Auch das Mädchen schrie noch einmal auf. »Papa – Papa!«, gellte es weithin. Doch im selben Moment fühlte sie sich auch schon mit sanfter Gewalt vollends in den Wagen hineingezogen. Nochmals wollte sie vor Entsetzen laut aufschreien, da verschloss ihr Chick geistesgegenwärtig den Mund mit einem Taschentuch und flüsterte: »Still, Miss Armory, ganz still! Ich bin Chick Carter und zu Ihrem Schutz hier … Es wird Ihnen nicht das Geringste geschehen … Seien Sie unbesorgt.«

Seine Stimme übte ersichtlich beruhigende Wirkung auf Grace aus. »Aber mein Himmel, was soll das heißen?«, versetzte sie. »Warum fährt der Kutscher wie rasend und nahm Papa nicht mit?«

»Das glaubt er, sehr schlau gemacht zu haben«, flüsterte lachend Chick. »Als er sah, dass Sie schon in den Wagen gestiegen waren, während Ihr Vater sich noch oben auf der Treppe befand, schoss es ihm jedenfalls durch den Kopf, dass es die geplante Entführung bedeutend vereinfachte, wenn er den alten Herrn gar nicht erst mitnahm … So peitschte er denn sofort auf die Pferde ein.«

»Oh, mein Gott, wollen die Schrecken dieser Nacht gar kein Ende nehmen?«, hauchte das Mädchen. »Unser Kutscher steht schon viele Jahre in meines Vaters Dienst …«

»Es ist aber nicht Ihr Kutscher, sondern einer der Bande«, entgegnete Chick und teilte ihr flüsternd mit, was sich zugetragen hatte.

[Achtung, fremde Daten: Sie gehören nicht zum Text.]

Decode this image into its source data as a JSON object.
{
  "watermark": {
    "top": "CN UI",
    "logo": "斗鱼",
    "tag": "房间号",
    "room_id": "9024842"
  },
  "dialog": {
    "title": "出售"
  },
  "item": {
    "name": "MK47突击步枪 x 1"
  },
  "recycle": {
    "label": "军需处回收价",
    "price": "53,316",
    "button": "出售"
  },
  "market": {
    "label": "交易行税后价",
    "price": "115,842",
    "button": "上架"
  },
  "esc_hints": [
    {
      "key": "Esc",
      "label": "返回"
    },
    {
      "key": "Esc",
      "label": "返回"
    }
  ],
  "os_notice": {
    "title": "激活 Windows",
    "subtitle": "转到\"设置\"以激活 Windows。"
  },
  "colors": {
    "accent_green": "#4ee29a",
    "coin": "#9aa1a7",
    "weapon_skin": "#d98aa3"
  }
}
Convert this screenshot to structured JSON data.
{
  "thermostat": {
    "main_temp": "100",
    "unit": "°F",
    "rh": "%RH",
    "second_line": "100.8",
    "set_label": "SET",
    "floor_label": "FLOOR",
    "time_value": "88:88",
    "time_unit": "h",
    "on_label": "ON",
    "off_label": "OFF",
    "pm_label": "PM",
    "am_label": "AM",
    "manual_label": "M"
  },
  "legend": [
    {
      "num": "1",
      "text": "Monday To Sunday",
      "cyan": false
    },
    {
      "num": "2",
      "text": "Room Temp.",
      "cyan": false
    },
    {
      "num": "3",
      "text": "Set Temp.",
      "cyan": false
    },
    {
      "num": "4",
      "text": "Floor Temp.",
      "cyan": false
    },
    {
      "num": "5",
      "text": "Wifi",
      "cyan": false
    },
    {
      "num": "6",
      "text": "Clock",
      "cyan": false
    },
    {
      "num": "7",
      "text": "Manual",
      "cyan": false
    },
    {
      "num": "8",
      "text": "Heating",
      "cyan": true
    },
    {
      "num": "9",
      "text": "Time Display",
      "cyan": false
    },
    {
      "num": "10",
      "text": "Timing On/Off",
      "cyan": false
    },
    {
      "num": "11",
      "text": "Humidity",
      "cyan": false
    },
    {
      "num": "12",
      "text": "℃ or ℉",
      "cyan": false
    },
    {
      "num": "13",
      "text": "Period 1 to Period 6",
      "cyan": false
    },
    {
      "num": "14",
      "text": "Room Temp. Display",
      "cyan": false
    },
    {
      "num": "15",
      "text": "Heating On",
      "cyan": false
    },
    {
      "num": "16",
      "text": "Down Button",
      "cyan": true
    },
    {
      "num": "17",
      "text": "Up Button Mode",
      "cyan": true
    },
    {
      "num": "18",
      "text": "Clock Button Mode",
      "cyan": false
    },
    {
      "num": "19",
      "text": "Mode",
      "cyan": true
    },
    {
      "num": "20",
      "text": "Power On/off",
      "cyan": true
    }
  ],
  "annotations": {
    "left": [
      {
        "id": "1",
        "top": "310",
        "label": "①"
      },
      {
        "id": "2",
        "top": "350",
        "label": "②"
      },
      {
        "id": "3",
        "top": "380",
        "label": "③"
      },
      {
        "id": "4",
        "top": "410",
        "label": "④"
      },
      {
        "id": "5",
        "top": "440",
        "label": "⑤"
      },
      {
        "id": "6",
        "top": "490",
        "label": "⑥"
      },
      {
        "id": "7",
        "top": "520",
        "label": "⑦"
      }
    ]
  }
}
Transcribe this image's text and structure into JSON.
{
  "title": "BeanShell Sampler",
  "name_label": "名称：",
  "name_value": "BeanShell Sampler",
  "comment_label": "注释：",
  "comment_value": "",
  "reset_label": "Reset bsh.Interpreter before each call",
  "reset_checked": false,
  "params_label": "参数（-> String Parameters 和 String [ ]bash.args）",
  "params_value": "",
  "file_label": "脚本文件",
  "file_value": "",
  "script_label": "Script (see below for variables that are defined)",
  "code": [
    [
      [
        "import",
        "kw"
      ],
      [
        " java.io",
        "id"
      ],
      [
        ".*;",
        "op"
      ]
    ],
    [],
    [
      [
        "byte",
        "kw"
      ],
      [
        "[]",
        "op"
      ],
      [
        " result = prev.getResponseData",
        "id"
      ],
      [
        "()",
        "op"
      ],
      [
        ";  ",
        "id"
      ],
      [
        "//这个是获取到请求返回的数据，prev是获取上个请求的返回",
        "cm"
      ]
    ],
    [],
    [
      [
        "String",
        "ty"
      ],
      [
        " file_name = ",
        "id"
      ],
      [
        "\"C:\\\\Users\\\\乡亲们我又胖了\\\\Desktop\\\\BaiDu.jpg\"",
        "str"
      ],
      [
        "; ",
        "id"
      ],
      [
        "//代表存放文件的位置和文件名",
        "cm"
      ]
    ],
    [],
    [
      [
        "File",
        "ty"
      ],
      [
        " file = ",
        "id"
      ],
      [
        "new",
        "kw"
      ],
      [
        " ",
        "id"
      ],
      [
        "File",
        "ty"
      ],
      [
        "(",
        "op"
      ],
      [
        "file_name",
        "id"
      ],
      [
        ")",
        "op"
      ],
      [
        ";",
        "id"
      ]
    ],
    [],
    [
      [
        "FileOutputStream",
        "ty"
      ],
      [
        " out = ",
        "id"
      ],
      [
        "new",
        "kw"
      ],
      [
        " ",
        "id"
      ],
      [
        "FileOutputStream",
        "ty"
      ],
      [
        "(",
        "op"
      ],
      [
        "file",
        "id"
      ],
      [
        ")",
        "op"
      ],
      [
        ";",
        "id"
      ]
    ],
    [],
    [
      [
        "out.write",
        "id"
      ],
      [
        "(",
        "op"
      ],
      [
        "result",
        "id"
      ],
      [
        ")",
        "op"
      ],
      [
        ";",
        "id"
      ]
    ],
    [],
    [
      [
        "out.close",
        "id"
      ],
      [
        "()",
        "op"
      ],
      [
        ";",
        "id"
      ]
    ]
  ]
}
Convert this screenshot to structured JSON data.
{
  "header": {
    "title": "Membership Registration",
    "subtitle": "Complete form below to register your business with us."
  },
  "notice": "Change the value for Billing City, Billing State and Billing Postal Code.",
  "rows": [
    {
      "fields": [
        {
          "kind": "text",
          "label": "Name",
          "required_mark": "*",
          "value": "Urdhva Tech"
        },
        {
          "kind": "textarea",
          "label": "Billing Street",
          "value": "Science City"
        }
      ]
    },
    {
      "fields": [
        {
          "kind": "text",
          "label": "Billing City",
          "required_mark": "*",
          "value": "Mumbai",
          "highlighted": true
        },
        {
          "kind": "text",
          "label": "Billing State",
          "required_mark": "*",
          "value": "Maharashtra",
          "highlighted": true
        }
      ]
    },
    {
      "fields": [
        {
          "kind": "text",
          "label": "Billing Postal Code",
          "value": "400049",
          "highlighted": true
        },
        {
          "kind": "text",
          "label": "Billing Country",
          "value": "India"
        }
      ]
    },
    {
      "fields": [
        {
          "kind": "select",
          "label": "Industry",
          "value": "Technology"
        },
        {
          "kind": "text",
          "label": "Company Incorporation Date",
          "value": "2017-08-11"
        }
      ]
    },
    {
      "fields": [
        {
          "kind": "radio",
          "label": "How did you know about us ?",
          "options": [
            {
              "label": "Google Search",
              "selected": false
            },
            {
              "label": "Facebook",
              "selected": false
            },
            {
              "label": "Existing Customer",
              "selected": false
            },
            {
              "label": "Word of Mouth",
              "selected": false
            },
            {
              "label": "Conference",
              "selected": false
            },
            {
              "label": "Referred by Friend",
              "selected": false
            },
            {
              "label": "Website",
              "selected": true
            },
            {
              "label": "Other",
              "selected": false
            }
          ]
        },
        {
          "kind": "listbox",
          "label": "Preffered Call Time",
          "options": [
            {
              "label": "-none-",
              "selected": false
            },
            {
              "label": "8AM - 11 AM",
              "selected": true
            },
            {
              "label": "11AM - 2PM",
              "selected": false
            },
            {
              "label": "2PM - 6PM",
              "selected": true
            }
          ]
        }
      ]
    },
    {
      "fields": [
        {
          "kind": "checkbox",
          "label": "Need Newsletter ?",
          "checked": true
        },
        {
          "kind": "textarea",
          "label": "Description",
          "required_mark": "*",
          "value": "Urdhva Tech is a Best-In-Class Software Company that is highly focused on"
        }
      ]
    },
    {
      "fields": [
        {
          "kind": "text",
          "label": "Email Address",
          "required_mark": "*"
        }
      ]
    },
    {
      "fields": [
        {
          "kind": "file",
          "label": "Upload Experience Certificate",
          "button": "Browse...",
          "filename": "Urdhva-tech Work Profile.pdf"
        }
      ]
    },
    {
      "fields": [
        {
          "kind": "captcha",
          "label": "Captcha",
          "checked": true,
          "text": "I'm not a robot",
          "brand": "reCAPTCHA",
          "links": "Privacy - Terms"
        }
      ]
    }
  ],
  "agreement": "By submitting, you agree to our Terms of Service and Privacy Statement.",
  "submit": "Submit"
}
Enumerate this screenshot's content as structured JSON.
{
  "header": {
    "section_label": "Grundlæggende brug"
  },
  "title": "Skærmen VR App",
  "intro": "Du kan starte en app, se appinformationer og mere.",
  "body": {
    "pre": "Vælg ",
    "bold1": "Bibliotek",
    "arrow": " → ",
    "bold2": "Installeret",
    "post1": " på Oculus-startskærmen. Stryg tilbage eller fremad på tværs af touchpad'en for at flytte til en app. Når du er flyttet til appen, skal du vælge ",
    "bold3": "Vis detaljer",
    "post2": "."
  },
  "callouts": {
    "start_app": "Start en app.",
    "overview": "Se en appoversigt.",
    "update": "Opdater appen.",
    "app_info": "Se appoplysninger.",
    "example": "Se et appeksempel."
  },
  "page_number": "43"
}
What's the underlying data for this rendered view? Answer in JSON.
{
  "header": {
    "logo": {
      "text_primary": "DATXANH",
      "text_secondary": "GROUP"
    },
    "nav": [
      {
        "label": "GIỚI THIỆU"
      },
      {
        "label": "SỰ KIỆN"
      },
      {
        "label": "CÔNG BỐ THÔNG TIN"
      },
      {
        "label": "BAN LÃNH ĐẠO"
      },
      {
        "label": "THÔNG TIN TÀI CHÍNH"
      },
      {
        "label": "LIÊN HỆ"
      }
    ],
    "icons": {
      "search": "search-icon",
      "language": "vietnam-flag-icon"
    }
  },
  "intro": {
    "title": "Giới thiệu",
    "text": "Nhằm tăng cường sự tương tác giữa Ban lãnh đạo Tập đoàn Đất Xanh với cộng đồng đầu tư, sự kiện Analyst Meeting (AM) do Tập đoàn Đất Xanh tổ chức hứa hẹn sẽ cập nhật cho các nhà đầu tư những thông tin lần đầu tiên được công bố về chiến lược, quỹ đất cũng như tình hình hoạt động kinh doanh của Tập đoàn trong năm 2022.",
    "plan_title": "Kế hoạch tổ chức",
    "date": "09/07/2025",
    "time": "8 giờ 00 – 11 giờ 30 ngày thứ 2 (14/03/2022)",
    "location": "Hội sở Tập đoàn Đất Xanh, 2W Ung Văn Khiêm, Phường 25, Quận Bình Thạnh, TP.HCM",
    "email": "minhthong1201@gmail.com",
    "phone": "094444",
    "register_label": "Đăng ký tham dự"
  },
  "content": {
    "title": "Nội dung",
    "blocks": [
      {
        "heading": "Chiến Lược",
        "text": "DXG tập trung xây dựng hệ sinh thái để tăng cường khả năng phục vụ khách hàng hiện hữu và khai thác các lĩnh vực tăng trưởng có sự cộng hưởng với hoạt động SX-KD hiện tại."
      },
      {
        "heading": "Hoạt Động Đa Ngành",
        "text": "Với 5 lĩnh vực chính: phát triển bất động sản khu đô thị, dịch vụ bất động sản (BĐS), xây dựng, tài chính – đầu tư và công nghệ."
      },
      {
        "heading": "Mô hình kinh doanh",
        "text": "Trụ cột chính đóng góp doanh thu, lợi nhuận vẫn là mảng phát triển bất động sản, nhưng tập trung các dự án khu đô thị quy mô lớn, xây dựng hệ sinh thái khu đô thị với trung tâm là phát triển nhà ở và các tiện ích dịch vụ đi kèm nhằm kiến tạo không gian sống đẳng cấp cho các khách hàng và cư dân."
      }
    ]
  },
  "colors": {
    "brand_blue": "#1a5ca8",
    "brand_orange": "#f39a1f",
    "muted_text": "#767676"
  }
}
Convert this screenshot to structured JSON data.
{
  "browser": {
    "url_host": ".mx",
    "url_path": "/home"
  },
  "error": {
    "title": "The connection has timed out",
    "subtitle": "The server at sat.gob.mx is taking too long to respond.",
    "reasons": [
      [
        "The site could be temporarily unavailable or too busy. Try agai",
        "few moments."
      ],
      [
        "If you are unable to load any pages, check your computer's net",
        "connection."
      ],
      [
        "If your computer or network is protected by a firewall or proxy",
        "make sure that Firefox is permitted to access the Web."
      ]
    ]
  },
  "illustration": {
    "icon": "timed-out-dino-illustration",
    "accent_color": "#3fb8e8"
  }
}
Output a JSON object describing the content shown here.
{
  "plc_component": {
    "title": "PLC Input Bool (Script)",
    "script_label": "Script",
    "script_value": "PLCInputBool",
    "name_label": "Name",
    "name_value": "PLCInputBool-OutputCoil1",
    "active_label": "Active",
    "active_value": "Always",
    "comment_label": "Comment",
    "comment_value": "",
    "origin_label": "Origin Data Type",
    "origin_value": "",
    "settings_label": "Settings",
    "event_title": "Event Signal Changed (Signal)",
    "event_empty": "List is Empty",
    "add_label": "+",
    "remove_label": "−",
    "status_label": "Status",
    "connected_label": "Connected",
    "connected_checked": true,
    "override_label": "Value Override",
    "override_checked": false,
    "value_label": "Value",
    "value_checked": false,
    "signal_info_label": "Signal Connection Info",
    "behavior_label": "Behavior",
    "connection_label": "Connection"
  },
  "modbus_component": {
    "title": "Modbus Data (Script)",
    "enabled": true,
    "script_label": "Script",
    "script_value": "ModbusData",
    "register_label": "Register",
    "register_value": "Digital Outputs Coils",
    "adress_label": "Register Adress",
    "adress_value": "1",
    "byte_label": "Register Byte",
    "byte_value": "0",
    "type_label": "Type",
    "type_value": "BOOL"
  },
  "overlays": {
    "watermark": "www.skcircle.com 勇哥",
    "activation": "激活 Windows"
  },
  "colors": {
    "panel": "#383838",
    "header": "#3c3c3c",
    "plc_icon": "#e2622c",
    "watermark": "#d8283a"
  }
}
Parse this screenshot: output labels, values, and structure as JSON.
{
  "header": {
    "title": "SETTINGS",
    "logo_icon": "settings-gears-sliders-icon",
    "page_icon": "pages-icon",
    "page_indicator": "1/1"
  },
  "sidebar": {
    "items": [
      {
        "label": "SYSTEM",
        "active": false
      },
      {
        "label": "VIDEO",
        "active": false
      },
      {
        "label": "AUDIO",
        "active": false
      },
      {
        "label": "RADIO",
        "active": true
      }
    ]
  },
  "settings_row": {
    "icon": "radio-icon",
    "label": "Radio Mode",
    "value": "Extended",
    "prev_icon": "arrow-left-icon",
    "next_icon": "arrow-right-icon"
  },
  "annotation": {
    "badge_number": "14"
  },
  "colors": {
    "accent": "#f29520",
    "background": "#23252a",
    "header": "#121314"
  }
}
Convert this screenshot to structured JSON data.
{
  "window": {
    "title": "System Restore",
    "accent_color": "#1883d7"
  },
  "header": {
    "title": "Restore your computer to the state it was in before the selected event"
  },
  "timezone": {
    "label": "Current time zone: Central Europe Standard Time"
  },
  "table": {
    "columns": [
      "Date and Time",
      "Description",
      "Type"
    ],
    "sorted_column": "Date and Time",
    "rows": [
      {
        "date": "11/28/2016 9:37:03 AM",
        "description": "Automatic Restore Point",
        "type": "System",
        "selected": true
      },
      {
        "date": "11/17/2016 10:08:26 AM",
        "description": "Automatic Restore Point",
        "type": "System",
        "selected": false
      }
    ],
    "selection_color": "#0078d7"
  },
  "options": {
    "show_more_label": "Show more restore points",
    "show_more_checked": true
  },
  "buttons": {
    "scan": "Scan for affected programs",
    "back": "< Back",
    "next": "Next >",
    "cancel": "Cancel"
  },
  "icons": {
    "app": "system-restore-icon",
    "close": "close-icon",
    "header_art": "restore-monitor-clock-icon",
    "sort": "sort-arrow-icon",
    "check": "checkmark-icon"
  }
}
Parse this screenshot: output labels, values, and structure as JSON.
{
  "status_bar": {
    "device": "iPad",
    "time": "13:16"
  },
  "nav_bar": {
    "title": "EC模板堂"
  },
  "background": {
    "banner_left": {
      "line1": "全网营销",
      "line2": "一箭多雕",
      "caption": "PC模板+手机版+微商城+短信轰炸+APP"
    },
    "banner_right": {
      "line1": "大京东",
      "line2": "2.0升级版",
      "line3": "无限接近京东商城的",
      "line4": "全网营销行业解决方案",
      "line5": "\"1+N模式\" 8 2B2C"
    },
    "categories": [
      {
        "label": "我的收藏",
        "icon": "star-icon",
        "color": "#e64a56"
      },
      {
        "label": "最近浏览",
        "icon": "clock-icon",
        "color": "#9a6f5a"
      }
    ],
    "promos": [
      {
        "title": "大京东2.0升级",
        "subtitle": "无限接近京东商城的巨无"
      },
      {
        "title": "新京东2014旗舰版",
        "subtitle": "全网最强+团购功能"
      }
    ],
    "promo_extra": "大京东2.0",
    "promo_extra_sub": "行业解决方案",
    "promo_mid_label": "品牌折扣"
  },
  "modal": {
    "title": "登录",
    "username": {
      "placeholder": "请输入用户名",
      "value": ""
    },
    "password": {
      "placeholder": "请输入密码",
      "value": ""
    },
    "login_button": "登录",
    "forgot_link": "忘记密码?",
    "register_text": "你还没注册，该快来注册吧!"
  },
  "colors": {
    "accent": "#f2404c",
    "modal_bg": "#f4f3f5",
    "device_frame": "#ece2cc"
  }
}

Inzwischen rasselte die Kutsche in sausender Fahrt die 77th Street bis zur Central Park West und diesen Boulevard hinauf bis zur 86th Street. Da hörte Chick, als sie sich dem Parkeingang näherten, den Kutscher laut und anhaltend pfeifen. Er begriff augenblicklich, dass es sich um ein Signal handelte.

»Nun beginnt der Tanz«, flüsterte er der wie Espenlaub Bebenden zu. »Doch haben Sie keine Furcht … Es wird Ihnen kein Leid geschehen, denn ich stehe für Sie ein!« Dabei hatte er, ungesehen von dem entsetzt das Antlitz mit den Händen bedeckenden Mädchen, in jede Hand einen Revolver genommen und wartete nun kaltblütig auf die weitere Entwicklung. Aufmerksam spähte er durch das eine Wagenfenster. Eben rasselte der Wagen an dichten Gebüschen vorüber, da fiel des Detektivs Blick auf drei Gestalten, die hinter dem Laubwerk hervorsprangen.

»Aha, Nick und Patsy mit dem Mann aus Arizona!«, frohlockte Chick. »Nun brauchen Sie nichts mehr zu befürchten.«

In dieser Sekunde erscholl draußen ein barsches »Halt!« Mit starkem Ruck hielt der Schurke auf dem Bock die Pferde an.